No bien salí de la populosa urbe en dirección a la villa castellana con nombre de santo católico y por la que cruza el río Henares, me encontré con una figura femenina que iba a pie, con vestimenta de viaje que ocultaba a duras penas una armadura ligera, imbuida de años de luchas y torneos, y una enorme espada tan larga como ella misma. Al llegar a su altura no pude contener la curiosidad; y más porque, aquel rostro ya lo había visto antes.
-Si mi memoria no me falla, bella damisela -su aspecto, engañosamente frágil, me llamaba poderosamente la atención-, creo recordar haberos visto en la plaza donde acamparon aquellos jóvenes durante las protestas de mayo.
-Me acuerdo de vos vagamente -respondió, manteniendo su mirada color nuez dulce en mis gastadas pupilas, al tiempo que su mano se deslizaba hasta la empuñadura de su espadón -. ¿No me estaréis siguiendo?
-No, por Dios –me apresuré en aclarar.
-¿Por qué detenéis vuestra montura, entonces? ¿Qué deseáis?
-Solamente quería preguntaros adónde os dirigíais
-¿Quién pregunta por ello? –Una pequeña ráfaga de aire retiró su capucha y una preciosa melena azabache onduló en el aire.
-No pretendía asustaros –sabía que no podía hacerlo, ni por asomo-. Me llamo… Hace tanto tiempo que no escucho mi nombre que ya no sé ni cómo me llamo. Me dirijo a una villa desconocida por mí –dije el nombre-, junto a la capital del Reino, al encuentro de viejos camaradas de peregrinación por Tierra Santa.
-Palestina, supongo que queréis decir –me escrutó con detenimiento, como buscando un punto débil donde asestar el primer mandoble-. Yo me llamo Eowyn de Camelot, pero con Eowyn a secas también me vale. ¿Y esa Cruz Roja?
-Un nombre con carácter, y bello a la vez. Yo soy, o fui, un templario.
Sus ojos brillaron.
-De esos ya no quedan –suspiró-. Pensé que la Cruz Roja era por pertenecer a esa organización que ayuda a los necesitados.
-Esa siempre ha sido mi más sincera dedicación –respondí un tanto airado, quizás consciente de que aquella joven de aspecto luchador pudiera hallar en el fondo de mi alma las crueldades que yo había cometido en no pocas ocasiones, en nombre de unos farsantes que se apropiaban de la palabra de Dios-. Lo siento, pero no conozco a esa buena gente de la que me habláis.
-No importa. De hecho, yo me dirijo al mismo lugar que vos, aunque al encuentro de otro tipo de camaradas.
-¿A pie?
-¿Acaso no me creéis capaz? -su sonrisa, desafiante, me fulminó.
-No, no es que… -balbucí- Si queréis, podéis montar conmigo. Estas tierras están llenas de bandoleros (los Mossos de no sé qué, creo que se llaman) y timadores, políticos… y el viaje sería mucho más ameno para ambos –me apresuré a añadir-. ¿Qué me decís?
Ataulfo relinchó, henchido de orgullo. A pesar de sus achaques, no consentiría jamás no realizar un viaje, no permitiría jamás dejar atrás a su jinete, ni a quien este tuviera bien en invitar. Antes de eso, caería en el intento.
-De acuerdo. Pero mantened vuestra espada bien envainadita.
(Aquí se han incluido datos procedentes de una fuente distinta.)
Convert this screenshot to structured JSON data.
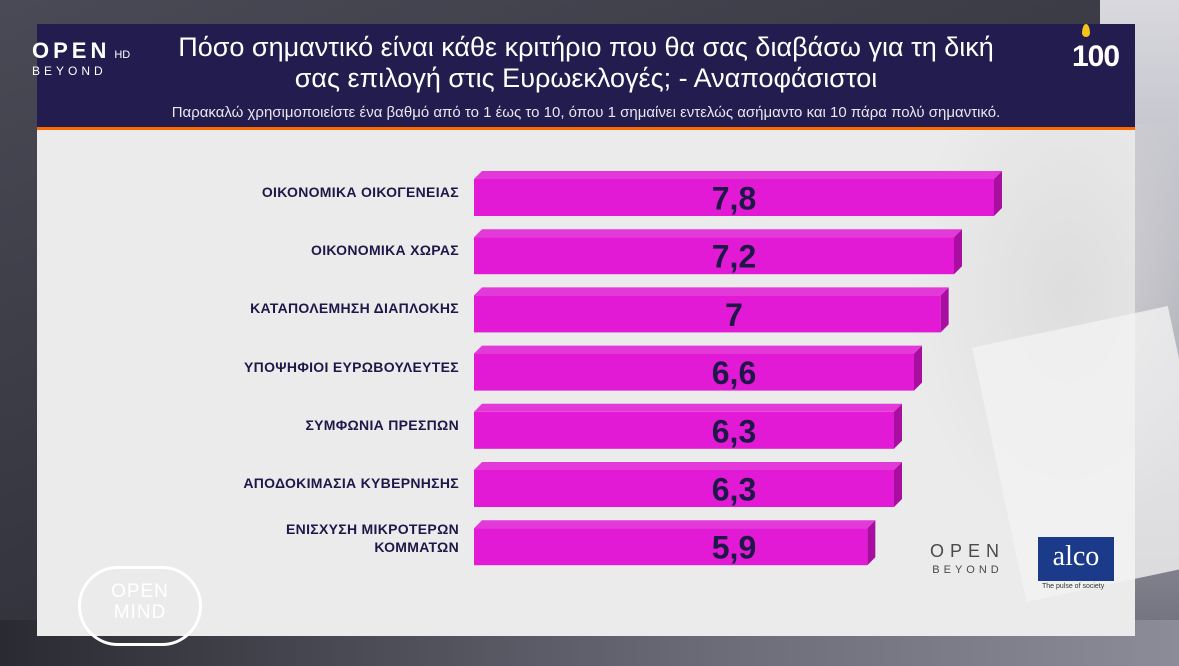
{
  "header": {
    "title_line1": "Πόσο σημαντικό είναι κάθε κριτήριο που θα σας διαβάσω για τη δική",
    "title_line2": "σας επιλογή στις Ευρωεκλογές; - Αναποφάσιστοι",
    "subtitle": "Παρακαλώ χρησιμοποιείστε ένα βαθμό από το 1 έως το 10, όπου 1 σημαίνει εντελώς ασήμαντο και 10 πάρα πολύ σημαντικό."
  },
  "logos": {
    "channel_main": "OPEN",
    "channel_hd": "HD",
    "channel_sub": "BEYOND",
    "anniversary": "100",
    "open_beyond_main": "OPEN",
    "open_beyond_sub": "BEYOND",
    "alco": "alco",
    "alco_tagline": "The pulse of society",
    "open_mind_l1": "OPEN",
    "open_mind_l2": "MIND"
  },
  "colors": {
    "bar": "#e21ad5",
    "bar_side": "#a80fa0",
    "value_text": "#1d1848",
    "header_bg": "#231c4e",
    "accent_rule": "#ff6a00"
  },
  "chart_data": {
    "type": "bar",
    "orientation": "horizontal",
    "categories": [
      "ΟΙΚΟΝΟΜΙΚΑ ΟΙΚΟΓΕΝΕΙΑΣ",
      "ΟΙΚΟΝΟΜΙΚΑ ΧΩΡΑΣ",
      "ΚΑΤΑΠΟΛΕΜΗΣΗ ΔΙΑΠΛΟΚΗΣ",
      "ΥΠΟΨΗΦΙΟΙ ΕΥΡΩΒΟΥΛΕΥΤΕΣ",
      "ΣΥΜΦΩΝΙΑ ΠΡΕΣΠΩΝ",
      "ΑΠΟΔΟΚΙΜΑΣΙΑ ΚΥΒΕΡΝΗΣΗΣ",
      "ΕΝΙΣΧΥΣΗ ΜΙΚΡΟΤΕΡΩΝ ΚΟΜΜΑΤΩΝ"
    ],
    "values": [
      7.8,
      7.2,
      7,
      6.6,
      6.3,
      6.3,
      5.9
    ],
    "value_labels": [
      "7,8",
      "7,2",
      "7",
      "6,6",
      "6,3",
      "6,3",
      "5,9"
    ],
    "xlim": [
      0,
      8
    ]
  }
}
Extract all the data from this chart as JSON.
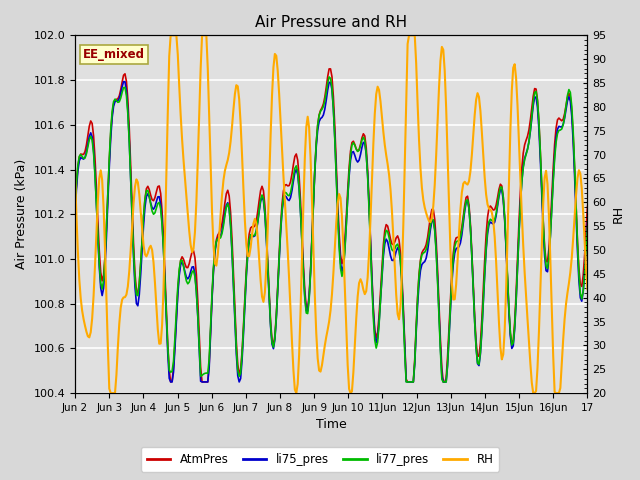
{
  "title": "Air Pressure and RH",
  "xlabel": "Time",
  "ylabel_left": "Air Pressure (kPa)",
  "ylabel_right": "RH",
  "ylim_left": [
    100.4,
    102.0
  ],
  "ylim_right": [
    20,
    95
  ],
  "yticks_left": [
    100.4,
    100.6,
    100.8,
    101.0,
    101.2,
    101.4,
    101.6,
    101.8,
    102.0
  ],
  "yticks_right": [
    20,
    25,
    30,
    35,
    40,
    45,
    50,
    55,
    60,
    65,
    70,
    75,
    80,
    85,
    90,
    95
  ],
  "x_tick_labels": [
    "Jun 2",
    "Jun 3",
    "Jun 4",
    "Jun 5",
    "Jun 6",
    "Jun 7",
    "Jun 8",
    "Jun 9",
    "Jun 10",
    "11Jun",
    "12Jun",
    "13Jun",
    "14Jun",
    "15Jun",
    "16Jun",
    "17"
  ],
  "annotation_text": "EE_mixed",
  "annotation_bg": "#ffffcc",
  "annotation_border": "#aaa840",
  "annotation_text_color": "#990000",
  "line_colors": {
    "AtmPres": "#cc0000",
    "li75_pres": "#0000cc",
    "li77_pres": "#00bb00",
    "RH": "#ffaa00"
  },
  "line_widths": {
    "AtmPres": 1.2,
    "li75_pres": 1.2,
    "li77_pres": 1.2,
    "RH": 1.5
  },
  "fig_bg": "#d8d8d8",
  "plot_bg": "#e0e0e0",
  "grid_color": "#ffffff",
  "figsize": [
    6.4,
    4.8
  ],
  "dpi": 100
}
Trotamos por los bosques cerrados de Catalonia, topónimo heredado de los godos, quienes llamaron a su último reducto peninsular ante el envite musulmán Gotholonia. Salvo algún atasco de ganado que otro, arribamos a la yerma tierra y los campos abiertos de los monegros. Luego llegó Zaragoza, Medinacelli, la ciudad de Salomón, donde Tariq buscara insaciablemente la mesa del rey hebreo, auténtico tesoro que se mostraba esquivo y hundía su realidad en las redes de la leyenda. El ocre dio paso al esmeralda y Guadalajara quedó atrás para casi perdernos en un laberinto de carreteras, cruces, vías y caminos de cabras.
-Conozco una posada de buena reputación y mejor precio en una aldea junto a San Fernando –sugirió Eowyn.
La aldea no resultó ser tan pequeña como su nombre indicaba, y no tardamos en perdernos por sus calles. Encontrar la posada resultó al final más difícil que encontrar un obispo lento en un noviciado.